In patients who have a germline BRCA1 or BRCA2 mutation and who have received first-line platinum-based chemotherapy without disease progression for at least 16 weeks, options for continued treatment include chemotherapy or the poly (ADP-ribose) polymerase (PARP) inhibitor olaparib.

Gemcitabine plus nab-paclitaxel may be offered as second-line therapy to patients who meet all of the following criteria:

  • First-line treatment with FOLFIRINOX

  • ECOG PS 0-1

  • Relatively favorable comorbidity profile

  • Patient preference and a support system for aggressive medical therapy

Fluorouracil plus nanoliposomal irinotecan or fluorouracil plus irinotecan where the former combination is unavailable, is preferred as a second-line therapy for patients who meet all of the following criteria:

  • First-line treatment with a gemcitabine-based regimen

  • ECOG PS 0-1

  • Relatively favorable comorbidity profile

  • Patient preference and a support system for aggressive medical therapy

  • Access to chemotherapy port and infusion pump management services

Fluorouracil plus oxaliplatin may be considered as second-line therapy for patients who meet all of the following criteria:

  • First-line treatment with gemcitabine plus nab-paclitaxel

  • ECOG PS 0-1

  • Relatively favorable comorbidity profile

  • Patient preference and a support system for aggressive medical therapy

  • Access to chemotherapy port and infusion pump management services

Gemcitabine or fluorouracil can be considered as second-line therapy for patients who have either an ECOG PS of 2 or a comorbidity profile that precludes more aggressive regimens and who wish to pursue cancer-directed therapy (the addition of nab-paclitaxel to gemcitabine or nanoliposomal irinotecan to fluorouracil may be offered, with proactive dose and schedule adjustments to minimize toxicities).

No data are available to recommend third-line or further therapy with a cytotoxic agent.
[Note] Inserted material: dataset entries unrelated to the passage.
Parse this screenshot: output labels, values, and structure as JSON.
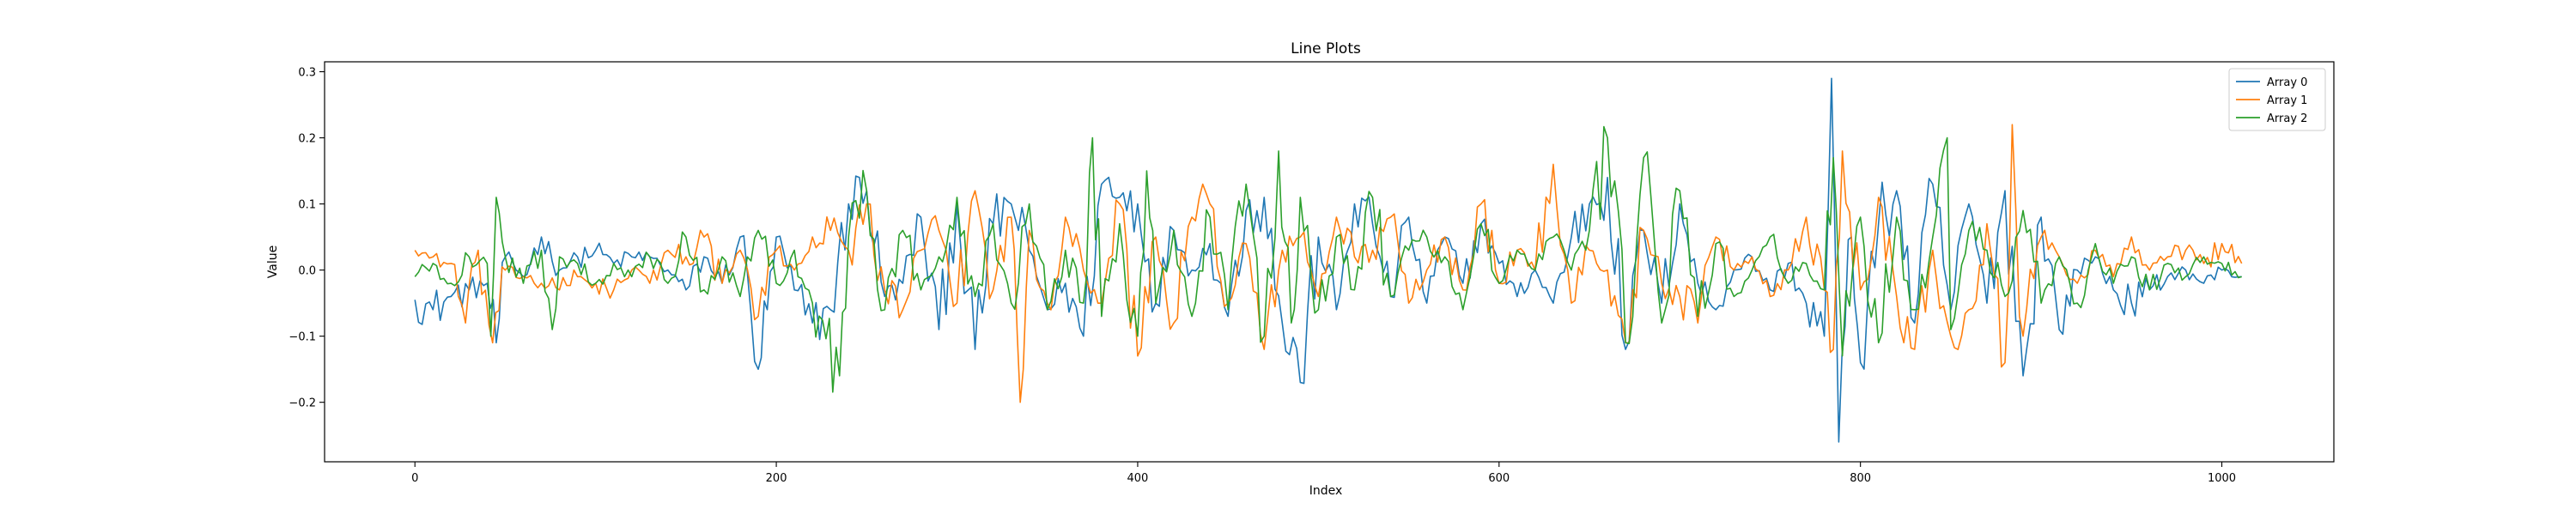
{
  "chart_data": {
    "type": "line",
    "title": "Line Plots",
    "xlabel": "Index",
    "ylabel": "Value",
    "xlim": [
      -50,
      1062
    ],
    "ylim": [
      -0.29,
      0.315
    ],
    "xticks": [
      0,
      200,
      400,
      600,
      800,
      1000
    ],
    "yticks": [
      -0.2,
      -0.1,
      0.0,
      0.1,
      0.2,
      0.3
    ],
    "ytick_labels": [
      "−0.2",
      "−0.1",
      "0.0",
      "0.1",
      "0.2",
      "0.3"
    ],
    "legend_position": "upper right",
    "x_count": 1012,
    "series": [
      {
        "name": "Array 0",
        "color": "#1f77b4",
        "x": [
          0,
          10,
          20,
          30,
          40,
          45,
          50,
          60,
          70,
          80,
          90,
          100,
          110,
          120,
          130,
          140,
          150,
          160,
          170,
          180,
          190,
          195,
          200,
          210,
          220,
          230,
          240,
          250,
          260,
          270,
          280,
          290,
          300,
          310,
          320,
          330,
          340,
          350,
          360,
          370,
          380,
          390,
          400,
          410,
          420,
          430,
          440,
          450,
          460,
          470,
          480,
          490,
          500,
          510,
          520,
          530,
          540,
          550,
          560,
          570,
          580,
          590,
          600,
          610,
          620,
          630,
          640,
          650,
          660,
          670,
          680,
          690,
          700,
          710,
          720,
          730,
          740,
          750,
          760,
          770,
          780,
          784,
          788,
          795,
          800,
          810,
          820,
          830,
          840,
          850,
          860,
          870,
          880,
          890,
          900,
          910,
          920,
          930,
          940,
          950,
          960,
          970,
          980,
          990,
          1000,
          1011
        ],
        "y": [
          -0.045,
          -0.06,
          -0.04,
          -0.03,
          -0.02,
          -0.11,
          0.02,
          -0.01,
          0.05,
          0.0,
          0.02,
          0.03,
          0.01,
          0.02,
          0.02,
          0.0,
          -0.03,
          0.02,
          -0.02,
          0.05,
          -0.15,
          -0.06,
          0.05,
          -0.03,
          -0.08,
          -0.06,
          0.1,
          0.12,
          -0.04,
          -0.02,
          0.08,
          -0.09,
          0.1,
          -0.12,
          0.07,
          0.1,
          0.03,
          -0.06,
          -0.02,
          -0.1,
          0.13,
          0.11,
          0.1,
          -0.05,
          0.06,
          0.0,
          0.04,
          -0.07,
          0.09,
          0.11,
          -0.08,
          -0.17,
          0.05,
          -0.06,
          0.1,
          0.07,
          -0.04,
          0.08,
          -0.05,
          0.05,
          -0.02,
          0.07,
          0.01,
          -0.04,
          0.0,
          -0.05,
          0.05,
          0.1,
          0.14,
          -0.12,
          0.06,
          -0.05,
          0.1,
          -0.02,
          -0.06,
          0.0,
          0.02,
          -0.03,
          0.01,
          -0.05,
          -0.1,
          0.29,
          -0.26,
          0.05,
          -0.14,
          0.07,
          0.12,
          -0.08,
          0.13,
          -0.06,
          0.1,
          -0.05,
          0.12,
          -0.16,
          0.08,
          -0.09,
          0.0,
          0.02,
          -0.03,
          -0.05,
          -0.03,
          -0.01,
          0.0,
          -0.02,
          0.0,
          -0.01
        ]
      },
      {
        "name": "Array 1",
        "color": "#ff7f0e",
        "x": [
          0,
          10,
          20,
          28,
          35,
          43,
          50,
          60,
          70,
          80,
          90,
          100,
          110,
          120,
          130,
          140,
          150,
          160,
          170,
          180,
          190,
          200,
          210,
          220,
          230,
          240,
          250,
          260,
          270,
          280,
          290,
          300,
          310,
          320,
          330,
          335,
          340,
          350,
          360,
          370,
          380,
          390,
          400,
          410,
          420,
          430,
          440,
          450,
          460,
          470,
          480,
          490,
          500,
          510,
          520,
          530,
          540,
          550,
          560,
          570,
          580,
          590,
          600,
          610,
          620,
          630,
          640,
          650,
          660,
          670,
          680,
          690,
          700,
          710,
          720,
          730,
          740,
          750,
          760,
          770,
          780,
          785,
          790,
          800,
          810,
          820,
          830,
          840,
          850,
          860,
          870,
          880,
          884,
          890,
          900,
          910,
          920,
          930,
          940,
          950,
          960,
          970,
          980,
          990,
          1000,
          1011
        ],
        "y": [
          0.03,
          0.02,
          0.01,
          -0.08,
          0.03,
          -0.11,
          0.0,
          -0.01,
          -0.02,
          -0.03,
          -0.01,
          -0.02,
          -0.03,
          0.0,
          -0.02,
          0.03,
          0.02,
          0.05,
          -0.02,
          0.03,
          -0.07,
          0.03,
          0.0,
          0.05,
          0.06,
          0.03,
          0.1,
          -0.03,
          -0.06,
          0.03,
          0.06,
          -0.05,
          0.12,
          -0.03,
          0.08,
          -0.2,
          0.06,
          -0.05,
          0.08,
          0.0,
          -0.05,
          0.1,
          -0.13,
          0.05,
          -0.08,
          0.08,
          0.1,
          -0.05,
          0.04,
          -0.12,
          0.03,
          0.05,
          -0.04,
          0.08,
          0.02,
          0.03,
          0.08,
          -0.05,
          0.0,
          0.05,
          -0.03,
          0.1,
          -0.02,
          0.03,
          0.0,
          0.16,
          -0.05,
          0.03,
          0.0,
          -0.11,
          0.06,
          -0.02,
          -0.04,
          -0.08,
          0.05,
          0.0,
          0.02,
          -0.04,
          0.0,
          0.08,
          -0.03,
          -0.12,
          0.18,
          -0.03,
          0.11,
          -0.04,
          -0.12,
          0.03,
          -0.1,
          -0.06,
          0.07,
          -0.14,
          0.22,
          -0.1,
          0.05,
          0.02,
          -0.02,
          0.03,
          -0.01,
          0.05,
          0.0,
          0.02,
          0.03,
          0.01,
          0.04,
          0.01
        ]
      },
      {
        "name": "Array 2",
        "color": "#2ca02c",
        "x": [
          0,
          10,
          20,
          30,
          40,
          42,
          45,
          50,
          60,
          70,
          76,
          80,
          90,
          100,
          110,
          120,
          130,
          140,
          150,
          160,
          170,
          180,
          190,
          200,
          210,
          220,
          235,
          240,
          250,
          260,
          270,
          280,
          290,
          300,
          310,
          320,
          330,
          340,
          350,
          360,
          370,
          375,
          380,
          390,
          400,
          405,
          410,
          420,
          430,
          440,
          450,
          460,
          470,
          478,
          485,
          490,
          500,
          510,
          520,
          530,
          540,
          550,
          560,
          570,
          580,
          590,
          600,
          610,
          620,
          630,
          640,
          650,
          660,
          670,
          680,
          690,
          700,
          710,
          720,
          730,
          740,
          750,
          760,
          770,
          780,
          785,
          790,
          800,
          810,
          820,
          830,
          840,
          848,
          850,
          860,
          870,
          880,
          890,
          900,
          910,
          920,
          930,
          940,
          950,
          960,
          970,
          980,
          990,
          1000,
          1011
        ],
        "y": [
          -0.01,
          0.01,
          -0.02,
          0.02,
          0.01,
          -0.1,
          0.11,
          0.02,
          -0.02,
          0.03,
          -0.09,
          0.02,
          0.01,
          -0.02,
          0.01,
          -0.01,
          0.02,
          -0.02,
          0.05,
          -0.03,
          0.02,
          -0.04,
          0.06,
          -0.02,
          0.03,
          -0.05,
          -0.16,
          0.05,
          0.12,
          -0.06,
          0.06,
          -0.03,
          0.02,
          0.11,
          -0.04,
          0.07,
          -0.05,
          0.1,
          -0.06,
          0.03,
          -0.05,
          0.2,
          -0.07,
          0.07,
          -0.1,
          0.15,
          -0.05,
          0.06,
          -0.07,
          0.08,
          -0.06,
          0.13,
          -0.1,
          0.18,
          -0.08,
          0.11,
          -0.06,
          0.05,
          -0.03,
          0.11,
          -0.04,
          0.03,
          0.05,
          0.02,
          -0.06,
          0.07,
          -0.02,
          0.03,
          0.0,
          0.05,
          0.0,
          0.06,
          0.2,
          -0.11,
          0.17,
          -0.08,
          0.12,
          -0.07,
          0.04,
          -0.04,
          0.0,
          0.05,
          -0.02,
          0.01,
          -0.03,
          0.17,
          -0.13,
          0.08,
          -0.11,
          0.08,
          -0.06,
          0.05,
          0.2,
          -0.09,
          0.06,
          0.03,
          -0.04,
          0.09,
          -0.05,
          0.02,
          -0.05,
          0.04,
          -0.02,
          0.02,
          -0.03,
          0.01,
          -0.01,
          0.02,
          0.01,
          -0.01
        ]
      }
    ]
  }
}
Clinical trial participation is encouraged.

Palliative Care

Patients with metastatic pancreatic cancer should have a full assessment of symptom burden, psychological status, and social support as early as possible, preferably at the first visit. In most cases, this assessment will indicate a need for a formal palliative care consultation and services.

Treatment of Pain and Other Symptoms

Patients with metastatic pancreatic cancer should be offered aggressive treatment of the pain and symptoms of the cancer and/or cancer-directed therapy.

Follow-Up and Surveillance

For patients on active cancer-directed therapy outside of a clinical trial, imaging to assess first response should be offered at 2 to 3 months from the initiation of therapy. Computed tomography scans with contrast are the preferred modality. Thereafter, clinical assessment, conducted frequently during visits for cancer-directed therapy, should supplant imaging assessment. Routine use of positron emission tomography scans is not recommended. CA19-9 is not considered an optimal substitute for imaging for the assessment of treatment response.

No data exist on the duration of cancer-directed therapy. An ongoing discussion of the goals of care and assessment of treatment response and tolerability should guide decisions to continue or to hold or terminate cancer-directed therapy.